Posts Tagged ‘locavore’

Spoken by my three year old daughter today, feet swinging in the grocery cart and perusing the produce section: “Mommy, are cranberries in season?”. Truly a moment of parental glory. I peripherally saw several shoppers next to us stop, mouths agape in awe.

I have taken great care to teach my child about the beginnings of the food we eat, not in a political this-pig-gave-her-life-for-our-dinner sort of way, but in the sense that she understands that a healthful and soulful meal begins and ends with real food; that the respect that we show by cooking for ourselves and our friends is paramount, and that enjoying it is celebrating and affirming life.

I try to orient all our meals around things that are seasonally available, and I think I mentioned this earlier, but I neglected to mention the rockstar center of the meal planning universe that is the Local Foods Wheel.
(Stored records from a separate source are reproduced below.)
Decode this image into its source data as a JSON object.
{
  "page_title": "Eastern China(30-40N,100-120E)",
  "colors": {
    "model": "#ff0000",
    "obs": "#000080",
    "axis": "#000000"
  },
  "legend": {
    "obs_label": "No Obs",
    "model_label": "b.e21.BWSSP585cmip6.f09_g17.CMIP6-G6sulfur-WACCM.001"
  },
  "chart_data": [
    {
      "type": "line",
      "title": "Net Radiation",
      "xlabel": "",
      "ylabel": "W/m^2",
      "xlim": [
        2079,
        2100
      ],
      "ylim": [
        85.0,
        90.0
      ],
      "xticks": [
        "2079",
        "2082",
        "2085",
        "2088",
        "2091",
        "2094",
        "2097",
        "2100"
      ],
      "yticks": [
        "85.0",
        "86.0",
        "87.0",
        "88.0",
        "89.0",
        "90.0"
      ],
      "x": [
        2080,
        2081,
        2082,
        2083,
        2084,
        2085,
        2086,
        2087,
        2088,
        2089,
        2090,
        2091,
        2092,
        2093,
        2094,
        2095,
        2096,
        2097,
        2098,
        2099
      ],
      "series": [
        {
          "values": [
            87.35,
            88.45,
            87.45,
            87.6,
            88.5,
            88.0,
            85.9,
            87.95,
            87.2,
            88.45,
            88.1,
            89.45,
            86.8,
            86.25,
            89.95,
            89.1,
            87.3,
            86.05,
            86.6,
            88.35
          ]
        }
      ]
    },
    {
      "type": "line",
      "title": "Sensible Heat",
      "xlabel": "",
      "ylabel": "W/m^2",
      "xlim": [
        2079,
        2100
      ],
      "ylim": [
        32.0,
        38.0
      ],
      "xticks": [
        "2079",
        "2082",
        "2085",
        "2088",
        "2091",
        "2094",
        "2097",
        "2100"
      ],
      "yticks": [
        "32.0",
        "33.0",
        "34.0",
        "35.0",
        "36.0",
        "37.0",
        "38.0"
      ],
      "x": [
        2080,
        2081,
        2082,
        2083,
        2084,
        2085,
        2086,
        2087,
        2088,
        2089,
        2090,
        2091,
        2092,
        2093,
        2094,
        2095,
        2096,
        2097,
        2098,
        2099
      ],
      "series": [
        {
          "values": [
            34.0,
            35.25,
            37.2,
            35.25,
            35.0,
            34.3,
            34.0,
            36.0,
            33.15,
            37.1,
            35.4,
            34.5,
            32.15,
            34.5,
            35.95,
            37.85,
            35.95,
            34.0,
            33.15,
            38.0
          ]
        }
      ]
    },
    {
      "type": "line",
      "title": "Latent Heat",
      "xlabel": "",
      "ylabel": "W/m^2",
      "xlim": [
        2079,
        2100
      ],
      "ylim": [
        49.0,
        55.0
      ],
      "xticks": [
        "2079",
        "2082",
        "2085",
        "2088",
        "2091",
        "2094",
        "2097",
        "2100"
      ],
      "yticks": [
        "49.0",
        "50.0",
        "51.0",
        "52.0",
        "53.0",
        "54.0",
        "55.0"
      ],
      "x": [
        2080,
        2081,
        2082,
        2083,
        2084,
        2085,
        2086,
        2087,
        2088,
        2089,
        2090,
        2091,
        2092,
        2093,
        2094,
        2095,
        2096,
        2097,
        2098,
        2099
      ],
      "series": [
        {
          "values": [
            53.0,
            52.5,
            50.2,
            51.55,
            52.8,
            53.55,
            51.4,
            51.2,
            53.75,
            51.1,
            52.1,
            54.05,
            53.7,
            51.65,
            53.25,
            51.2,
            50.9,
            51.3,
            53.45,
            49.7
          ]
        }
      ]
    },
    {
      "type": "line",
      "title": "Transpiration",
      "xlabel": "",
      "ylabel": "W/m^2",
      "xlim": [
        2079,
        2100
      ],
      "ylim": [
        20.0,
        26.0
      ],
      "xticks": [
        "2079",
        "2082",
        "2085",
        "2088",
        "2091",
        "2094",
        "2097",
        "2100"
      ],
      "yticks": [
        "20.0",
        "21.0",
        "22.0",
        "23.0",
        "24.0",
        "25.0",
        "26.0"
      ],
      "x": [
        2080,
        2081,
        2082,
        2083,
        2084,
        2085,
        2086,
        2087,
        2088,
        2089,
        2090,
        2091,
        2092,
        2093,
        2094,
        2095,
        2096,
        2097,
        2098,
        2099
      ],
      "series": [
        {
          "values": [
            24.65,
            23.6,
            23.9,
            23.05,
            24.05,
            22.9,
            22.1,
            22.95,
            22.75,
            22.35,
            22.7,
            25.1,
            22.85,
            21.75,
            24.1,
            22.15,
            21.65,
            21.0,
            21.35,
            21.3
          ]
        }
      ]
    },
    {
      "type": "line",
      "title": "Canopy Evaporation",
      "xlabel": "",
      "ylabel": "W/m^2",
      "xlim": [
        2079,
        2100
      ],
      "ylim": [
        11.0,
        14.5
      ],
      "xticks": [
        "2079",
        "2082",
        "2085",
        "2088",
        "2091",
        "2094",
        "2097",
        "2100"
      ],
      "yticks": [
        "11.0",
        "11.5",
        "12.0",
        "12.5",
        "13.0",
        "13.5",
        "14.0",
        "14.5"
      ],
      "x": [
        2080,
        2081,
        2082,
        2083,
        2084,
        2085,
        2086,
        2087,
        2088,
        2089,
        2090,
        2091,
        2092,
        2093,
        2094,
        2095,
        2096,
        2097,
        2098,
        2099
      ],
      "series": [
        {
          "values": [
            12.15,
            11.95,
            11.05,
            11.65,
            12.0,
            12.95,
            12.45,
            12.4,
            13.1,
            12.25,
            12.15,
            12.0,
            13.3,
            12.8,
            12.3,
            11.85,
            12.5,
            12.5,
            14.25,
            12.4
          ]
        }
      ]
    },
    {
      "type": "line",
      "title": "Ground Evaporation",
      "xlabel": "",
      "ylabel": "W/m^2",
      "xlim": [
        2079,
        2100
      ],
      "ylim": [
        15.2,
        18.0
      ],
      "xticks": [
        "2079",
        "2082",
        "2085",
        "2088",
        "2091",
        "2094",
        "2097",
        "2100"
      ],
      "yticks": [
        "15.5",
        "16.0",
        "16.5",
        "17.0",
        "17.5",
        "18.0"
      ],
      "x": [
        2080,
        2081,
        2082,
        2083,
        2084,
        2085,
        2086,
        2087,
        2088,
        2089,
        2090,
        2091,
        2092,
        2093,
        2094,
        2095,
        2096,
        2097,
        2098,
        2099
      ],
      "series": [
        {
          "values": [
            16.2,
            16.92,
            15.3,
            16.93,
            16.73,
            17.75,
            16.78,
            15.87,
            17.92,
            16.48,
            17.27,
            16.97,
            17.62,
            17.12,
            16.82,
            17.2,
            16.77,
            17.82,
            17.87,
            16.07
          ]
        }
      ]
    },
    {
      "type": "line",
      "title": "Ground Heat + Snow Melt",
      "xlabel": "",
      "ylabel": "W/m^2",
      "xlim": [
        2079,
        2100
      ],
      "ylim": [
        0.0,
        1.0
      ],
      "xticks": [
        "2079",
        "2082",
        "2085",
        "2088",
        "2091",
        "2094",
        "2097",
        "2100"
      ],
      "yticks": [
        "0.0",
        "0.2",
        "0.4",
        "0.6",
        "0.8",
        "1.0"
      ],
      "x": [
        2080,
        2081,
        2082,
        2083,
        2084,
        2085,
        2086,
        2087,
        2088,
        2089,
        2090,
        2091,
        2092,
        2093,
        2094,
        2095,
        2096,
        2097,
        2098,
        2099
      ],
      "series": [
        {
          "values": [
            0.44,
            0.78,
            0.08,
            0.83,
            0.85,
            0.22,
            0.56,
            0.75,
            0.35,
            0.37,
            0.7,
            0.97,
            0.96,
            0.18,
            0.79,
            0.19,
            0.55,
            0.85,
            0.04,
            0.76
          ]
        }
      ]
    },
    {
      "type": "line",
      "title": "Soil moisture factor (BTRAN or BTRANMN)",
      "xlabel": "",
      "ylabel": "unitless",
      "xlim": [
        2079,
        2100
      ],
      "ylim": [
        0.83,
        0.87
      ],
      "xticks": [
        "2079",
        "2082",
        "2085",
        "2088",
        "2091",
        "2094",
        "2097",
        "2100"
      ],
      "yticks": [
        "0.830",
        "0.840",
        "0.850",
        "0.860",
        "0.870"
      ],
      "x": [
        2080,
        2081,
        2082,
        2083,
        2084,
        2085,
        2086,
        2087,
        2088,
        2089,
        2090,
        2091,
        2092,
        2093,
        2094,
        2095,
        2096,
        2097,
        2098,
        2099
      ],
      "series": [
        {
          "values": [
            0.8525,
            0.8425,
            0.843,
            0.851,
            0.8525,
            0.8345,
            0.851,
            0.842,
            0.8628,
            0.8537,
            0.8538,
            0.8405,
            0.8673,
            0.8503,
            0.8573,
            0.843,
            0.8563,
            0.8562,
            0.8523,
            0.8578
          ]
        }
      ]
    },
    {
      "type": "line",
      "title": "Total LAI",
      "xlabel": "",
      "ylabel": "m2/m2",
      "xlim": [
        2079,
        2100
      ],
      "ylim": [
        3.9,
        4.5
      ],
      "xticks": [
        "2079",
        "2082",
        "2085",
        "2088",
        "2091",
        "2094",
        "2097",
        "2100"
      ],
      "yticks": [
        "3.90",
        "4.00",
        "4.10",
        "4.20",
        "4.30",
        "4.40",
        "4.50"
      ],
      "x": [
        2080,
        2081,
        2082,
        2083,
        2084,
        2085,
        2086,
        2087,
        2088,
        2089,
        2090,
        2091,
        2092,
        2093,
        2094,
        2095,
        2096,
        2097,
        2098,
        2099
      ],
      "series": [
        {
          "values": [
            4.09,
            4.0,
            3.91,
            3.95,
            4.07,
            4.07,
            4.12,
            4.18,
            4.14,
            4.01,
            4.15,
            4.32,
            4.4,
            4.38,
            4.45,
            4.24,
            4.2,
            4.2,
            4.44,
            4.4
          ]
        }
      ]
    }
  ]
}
It shows which foods are naturally available year-round in the Bay Area (like sardines and cauliflower) and which time of the year everything else is available. A quick dial to February, for example,  (arguably the most desperate for us as our hearts are already longing for avocados and berries in the season that lies ahead), shows escarole, grapefruit and artichokes. Inspiration renewed. We will rock the escarole until the berries appear.

Wheelcloseup

The Food Wheel was conceptualized by Bay Area chef Jessica Prentice, who also operates something my family relies on: the community kitchen, Three Stone Hearth in Berkeley. A former Director of Education Programs at the Center for Urban Education about Sustainable Agriculture, and author of Full Moon Feast, she has done all sorts of smarty things for food and the Locavore movement (and remains, apparently, ego-free and undernoted.. this woman should be getting attention right and left in my opinion). Oh, and that term, “Locavore” that all the hip 30-somethings like to throw around casually like yesterday’s “slow food” and last year’s “organic”? It’s her word.

Anyhoo, I’ve become super dependent on the Food Wheel for all my meal planning and it occurred to me today that I would crumble into a thousand pieces without it. What if I had to actually wait until I got to the farmer’s market to see what’s available? To conceptualize an entire week’s worth of meals while standing at the farmer’s stand would take a much greater woman than me. And beyond that, what on earth would I do if I left the Bay Area and landed in New York, for instance?

Ta Daaa! The New York version is now available, thank heavens. There is a god. And she’s waiting for me with her food wheel in Brooklyn.